Assurément il est honteux de mentir ; je vois même très bien pourquoi. Notre corps est ainsi fait qu’il exprime naturellement tout ce que nous pensons ; ou, pour dire mieux, nul ne peut penser sans exprimer ; le geste dessine la chose et le sentiment ensemble. Il faut que mes mains s’ouvrent si ma pensée est généreuse ; et il n’y a point de restriction mentale sans que les mains fassent le geste de reprendre ou de garder. Cette expression par le geste peut être connue jusqu’au détail. La voix n’est connue aisément que par l’effet ; les dispositions de la gorge et de la bouche sont moins aisément perçues que ne sont les gestes, mais sans doute elles dépendent tout autant de l’attitude, qui est préparation, et il faut toujours que je me prépare selon mes pensées. Cette poésie ne peut donc mentir. Celui qui ment en gardant sa pensée fait donc une œuvre ingrate et se garrotte lui-même ; et cet effort musculaire contre soi, sans mouvement extérieur, est ce qui fait rougir le menteur. L’aveu est délivrance, et chacun le sent bien.

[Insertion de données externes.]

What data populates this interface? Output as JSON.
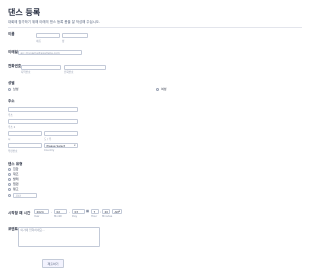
{
  "form": {
    "title": "댄스 등록",
    "subtitle": "대회에 참가하기 위해 아래의 댄스 등록 폼을 잘 작성해 주십시오."
  },
  "name": {
    "label": "이름",
    "first_sub": "이름",
    "last_sub": "성"
  },
  "email": {
    "label": "이메일",
    "placeholder": "ex: myname@example.com"
  },
  "phone": {
    "label": "전화번호",
    "area_sub": "지역번호",
    "number_sub": "전화번호"
  },
  "gender": {
    "label": "성별",
    "options": [
      "남성",
      "여성"
    ]
  },
  "address": {
    "label": "주소",
    "street1_sub": "주소",
    "street2_sub": "주소 2",
    "city_sub": "시",
    "state_sub": "도 / 주",
    "postal_sub": "우편번호",
    "country_value": "Please Select",
    "country_sub": "Country"
  },
  "dance": {
    "label": "댄스 유형",
    "options": [
      "힙합",
      "재즈",
      "발레",
      "탭댄",
      "탱고"
    ],
    "other_placeholder": "기타"
  },
  "datetime": {
    "label": "시작할 때 시간",
    "year": "2024",
    "month": "02",
    "day": "03",
    "hour": "7",
    "minute": "20",
    "ampm": "AM",
    "year_sub": "Year",
    "month_sub": "Month",
    "day_sub": "Day",
    "hour_sub": "Hour",
    "minute_sub": "Minutes"
  },
  "comments": {
    "label": "코멘트",
    "placeholder": "여기에 입력하세요..."
  },
  "submit": {
    "label": "제출하기"
  }
}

Mais ici la morale commune fait voir un détour. Car, à l’égard de cette franchise qui ferait scandale, la société des hommes exerce une énergique contrainte ; et s’il est considéré comme honteux de ne pas dire sa pensée, il est honteux aussi de la dire si elle n’est pas avouable. L’opinion, ou bien le tyran, veulent deux choses ensemble : « Vous ne me cacherez rien, mais vous ne direz aussi rien de blessant ». L’éducateur nous tient entre ces deux hontes, la honte de cacher et la honte de dire. Tout capitaine d’opinion, dès qu’il explore vos pensées, exige deux choses, à savoir que vous disiez ce que vous pensez, et que vous ne disiez rien qui ne soit convenable. Et il faudrait savoir si la seconde règle n’est pas la première en importance, j’entends aux yeux de ceux qui représentent naïvement la morale commune. On sait gré souvent à un homme de garder pour lui seul des pensées cyniques ou des pensées subversives que l’on soupçonne qu’il a. Bref la bienveillance et le respect des autres sont des devoirs aussi. Au reste il y a des cas, familiers à tous, où ce qui est honteux ce n’est pas de cacher une pensée, mais plutôt de l’avoir. Par exemple si je pense de mon bienfaiteur qu’il est ridicule, ou vaniteux, ou sot, l’obligation de dire cette pensée est effacée par l’obligation de la refouler ; et la faute est alors de penser ce qu’on ne veut point dire. L’enfant est continuellement pris dans ce piège à double issue, et s’échappe comme il peut ; un mensonge découvert offense, mais une faute avouée offense aussi ; l’enfant redoute les signes du blâme et de la colère, et c’est souvent par un sentiment d’amour ou de respect qu’il ajourne le moment difficile ; c’est pourquoi les mensonges d’enfant ont presque toujours quelque chose d’honorable. Quand il nie le fait, et souvent contre l’évidence, c’est plutôt un effort désespéré pour reprendre son action de la même manière que chacun de nous reprend ses pensées. Et il faut avouer qu’il y a quelque chose d’impudent dans un aveu trop facile ; c’est manquer de respect. Un front qui sait encore rougir, comme on dit, ne rougit pas moins d’avouer que de cacher. Il y a des mensonges de politesse, et il le faut bien ; je crois assez que tous les mensonges d’enfant sont des mensonges de politesse ; et ce genre de pudeur ne doit point non plus être méprisé.

Laissant les détails, et considérant seulement les pensées proprement dites, il faut reconnaître que la double condition de respecter les autres et de se respecter soi-même conduit à la raison, car toute pensée doit pouvoir être dite. Il faut que le scandale soit enlevé et que la pensée reste ; de là ce travail d’approche et de précaution qui règle même les pensées du solitaire. Tu ne scandaliseras point, voilà une règle. Tu ne mentiras point, voilà une règle. Si l’on veut choisir l’une des règles et négliger l’autre, cela prouve que l’on n’a point encore de pensées humaines à proprement parler. L’humeur veut être léchée longtemps, comme les petits d’ours.